Two castles, one representing the biblical view and the other representing the secular view of the world, pound away at each other with cannons. Sometimes the biblical view turns its cannons on itself, to depict mainstream Christianity’s neglect of Genesis truth.

A nearby plaque explains that the secular and biblical views are at war with each other, which can only end when one is destroyed. And it hits you at this point that this god, this literal, vituperative, blow-you-out-of-the-water God is the entity behind the Christian Right’s current awakening.

“Be encouraged and equipped by one of our great speakers as they present the truth of God’s Word,” says a free tract given out at the museum’s exit.

Equipped?

Pennsylvania’s Christian battle

It’s not too much to say that Pennsylvania is equipping itself for battle this November. A progressive Democrat runs against a Republican at the far right of his primary field, an insurgent at the attempted coup at the Capitol on January 6, 2021, and the face of an even bigger rightward lurch.
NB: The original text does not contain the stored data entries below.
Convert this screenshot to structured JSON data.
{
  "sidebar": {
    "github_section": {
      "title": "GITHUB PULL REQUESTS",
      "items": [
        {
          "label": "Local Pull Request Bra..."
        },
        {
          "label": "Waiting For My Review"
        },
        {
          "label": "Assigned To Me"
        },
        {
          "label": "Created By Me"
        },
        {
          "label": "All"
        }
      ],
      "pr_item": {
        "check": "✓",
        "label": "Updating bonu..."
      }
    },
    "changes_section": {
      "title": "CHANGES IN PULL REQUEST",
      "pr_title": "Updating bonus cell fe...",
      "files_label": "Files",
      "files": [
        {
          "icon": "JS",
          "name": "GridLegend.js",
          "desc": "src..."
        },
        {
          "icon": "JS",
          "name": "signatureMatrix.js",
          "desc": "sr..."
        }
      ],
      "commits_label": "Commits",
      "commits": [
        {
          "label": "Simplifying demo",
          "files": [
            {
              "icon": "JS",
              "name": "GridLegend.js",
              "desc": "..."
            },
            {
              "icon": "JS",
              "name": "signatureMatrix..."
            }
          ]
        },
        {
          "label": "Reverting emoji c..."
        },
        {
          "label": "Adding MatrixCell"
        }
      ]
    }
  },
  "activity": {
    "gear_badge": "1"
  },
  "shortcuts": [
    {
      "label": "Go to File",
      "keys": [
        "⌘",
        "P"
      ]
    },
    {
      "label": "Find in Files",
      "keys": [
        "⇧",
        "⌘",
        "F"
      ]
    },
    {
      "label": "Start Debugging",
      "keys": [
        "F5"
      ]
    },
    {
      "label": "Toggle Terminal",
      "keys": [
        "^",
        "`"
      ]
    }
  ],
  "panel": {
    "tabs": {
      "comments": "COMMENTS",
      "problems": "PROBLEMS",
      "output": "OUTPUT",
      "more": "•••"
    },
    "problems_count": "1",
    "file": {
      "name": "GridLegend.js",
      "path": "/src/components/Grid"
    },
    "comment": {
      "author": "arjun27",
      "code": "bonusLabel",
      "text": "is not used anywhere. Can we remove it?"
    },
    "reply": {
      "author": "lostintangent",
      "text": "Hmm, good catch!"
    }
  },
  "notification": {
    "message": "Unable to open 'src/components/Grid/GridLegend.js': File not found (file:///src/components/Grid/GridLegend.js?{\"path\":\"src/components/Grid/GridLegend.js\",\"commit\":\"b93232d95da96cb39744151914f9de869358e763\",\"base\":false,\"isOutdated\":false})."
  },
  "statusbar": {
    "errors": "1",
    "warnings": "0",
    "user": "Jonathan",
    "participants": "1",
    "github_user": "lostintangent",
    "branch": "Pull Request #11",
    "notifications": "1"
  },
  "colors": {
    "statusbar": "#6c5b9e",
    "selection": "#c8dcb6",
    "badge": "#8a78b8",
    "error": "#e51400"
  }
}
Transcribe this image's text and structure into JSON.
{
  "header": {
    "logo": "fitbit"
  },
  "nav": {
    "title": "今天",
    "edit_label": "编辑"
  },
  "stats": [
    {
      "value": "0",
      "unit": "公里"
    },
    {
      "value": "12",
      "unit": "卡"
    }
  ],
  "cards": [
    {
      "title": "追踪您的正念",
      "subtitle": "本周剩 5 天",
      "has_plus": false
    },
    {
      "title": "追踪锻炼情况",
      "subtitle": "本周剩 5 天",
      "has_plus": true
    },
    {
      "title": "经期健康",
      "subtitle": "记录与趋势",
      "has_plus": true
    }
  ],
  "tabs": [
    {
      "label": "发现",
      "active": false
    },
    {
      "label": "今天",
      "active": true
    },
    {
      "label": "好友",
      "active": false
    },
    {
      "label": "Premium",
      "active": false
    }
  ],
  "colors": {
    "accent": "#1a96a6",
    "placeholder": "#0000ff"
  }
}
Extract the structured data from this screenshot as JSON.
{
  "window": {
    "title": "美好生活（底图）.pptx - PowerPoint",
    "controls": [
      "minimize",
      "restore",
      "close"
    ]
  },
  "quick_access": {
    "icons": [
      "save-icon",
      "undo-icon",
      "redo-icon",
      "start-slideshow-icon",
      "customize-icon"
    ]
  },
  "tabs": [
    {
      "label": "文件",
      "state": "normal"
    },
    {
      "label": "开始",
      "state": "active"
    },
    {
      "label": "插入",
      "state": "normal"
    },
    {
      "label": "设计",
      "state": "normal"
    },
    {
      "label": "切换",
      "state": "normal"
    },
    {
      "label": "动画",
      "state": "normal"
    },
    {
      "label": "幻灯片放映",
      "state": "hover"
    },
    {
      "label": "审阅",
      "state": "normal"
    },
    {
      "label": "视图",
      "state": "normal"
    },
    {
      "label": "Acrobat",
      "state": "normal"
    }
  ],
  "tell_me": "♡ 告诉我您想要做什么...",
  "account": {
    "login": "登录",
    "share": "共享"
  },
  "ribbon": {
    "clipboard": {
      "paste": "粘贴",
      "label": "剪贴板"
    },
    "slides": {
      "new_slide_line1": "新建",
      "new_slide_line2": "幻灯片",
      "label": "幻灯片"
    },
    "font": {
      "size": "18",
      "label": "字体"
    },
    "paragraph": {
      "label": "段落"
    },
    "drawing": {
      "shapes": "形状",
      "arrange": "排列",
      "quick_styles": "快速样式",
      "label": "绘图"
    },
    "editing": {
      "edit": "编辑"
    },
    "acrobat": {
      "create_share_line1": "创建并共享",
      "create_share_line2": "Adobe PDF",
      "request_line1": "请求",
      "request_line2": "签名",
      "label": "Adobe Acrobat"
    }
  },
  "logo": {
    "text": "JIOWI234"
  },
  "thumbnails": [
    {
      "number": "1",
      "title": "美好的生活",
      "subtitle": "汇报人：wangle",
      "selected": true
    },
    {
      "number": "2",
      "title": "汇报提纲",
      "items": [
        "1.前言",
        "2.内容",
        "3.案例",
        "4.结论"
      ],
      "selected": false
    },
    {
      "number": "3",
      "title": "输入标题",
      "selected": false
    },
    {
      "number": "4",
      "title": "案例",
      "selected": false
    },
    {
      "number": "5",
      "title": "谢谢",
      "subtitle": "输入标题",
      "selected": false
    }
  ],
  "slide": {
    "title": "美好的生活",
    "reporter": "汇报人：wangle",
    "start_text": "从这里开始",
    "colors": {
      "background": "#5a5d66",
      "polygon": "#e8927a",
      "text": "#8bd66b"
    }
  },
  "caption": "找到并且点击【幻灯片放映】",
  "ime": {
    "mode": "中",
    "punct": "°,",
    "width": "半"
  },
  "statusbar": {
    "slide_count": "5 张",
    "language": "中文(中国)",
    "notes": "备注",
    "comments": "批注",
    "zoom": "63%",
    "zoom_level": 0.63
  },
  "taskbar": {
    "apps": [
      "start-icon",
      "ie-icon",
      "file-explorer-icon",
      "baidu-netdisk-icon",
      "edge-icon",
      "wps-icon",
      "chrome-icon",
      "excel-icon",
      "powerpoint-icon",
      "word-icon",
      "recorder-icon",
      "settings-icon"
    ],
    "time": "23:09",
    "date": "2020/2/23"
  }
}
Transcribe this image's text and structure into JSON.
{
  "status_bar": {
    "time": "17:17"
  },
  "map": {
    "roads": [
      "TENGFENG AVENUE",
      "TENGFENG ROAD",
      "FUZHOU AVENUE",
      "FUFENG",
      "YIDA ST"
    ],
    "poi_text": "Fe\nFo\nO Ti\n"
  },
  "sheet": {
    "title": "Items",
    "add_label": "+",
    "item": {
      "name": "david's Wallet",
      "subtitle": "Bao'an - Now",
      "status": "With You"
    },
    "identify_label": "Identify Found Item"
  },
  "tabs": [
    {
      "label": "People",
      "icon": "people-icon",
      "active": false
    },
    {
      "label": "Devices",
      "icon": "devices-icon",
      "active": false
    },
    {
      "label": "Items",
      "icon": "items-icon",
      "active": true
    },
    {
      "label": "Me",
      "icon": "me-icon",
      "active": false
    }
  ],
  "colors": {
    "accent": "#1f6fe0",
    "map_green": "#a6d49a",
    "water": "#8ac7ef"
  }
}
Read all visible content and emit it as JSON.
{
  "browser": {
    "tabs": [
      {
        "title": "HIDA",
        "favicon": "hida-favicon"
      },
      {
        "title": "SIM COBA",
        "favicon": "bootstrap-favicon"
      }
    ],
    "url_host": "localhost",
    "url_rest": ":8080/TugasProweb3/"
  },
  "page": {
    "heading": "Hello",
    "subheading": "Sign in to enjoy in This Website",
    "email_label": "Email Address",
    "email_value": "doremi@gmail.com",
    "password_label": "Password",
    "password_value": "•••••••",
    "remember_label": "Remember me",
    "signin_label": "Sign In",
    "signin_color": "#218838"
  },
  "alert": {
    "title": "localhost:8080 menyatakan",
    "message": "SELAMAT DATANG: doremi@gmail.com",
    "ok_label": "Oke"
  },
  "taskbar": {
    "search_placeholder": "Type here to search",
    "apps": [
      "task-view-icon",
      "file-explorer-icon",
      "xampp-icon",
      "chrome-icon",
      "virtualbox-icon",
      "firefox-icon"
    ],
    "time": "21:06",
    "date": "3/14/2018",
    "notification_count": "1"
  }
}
The battles began long ago and continue, most recently in the Supreme Court decisions designed to manifest exactly the “biblical worldview” so evident at the Creation Museum.

“With God at my helm and my wife Rebbie by my side, I will rebuild family rights, putting decisions back in your hands,” says Mastriano’s website. That is, except for the decision whether or not to have a family, and how, and when, and how large, and with whom—Mastriano promises to put these family decisions in the hands of the state.

I take this lesson: if the biblical worldview wins, Democrats and women of sense ought to start building their own ark.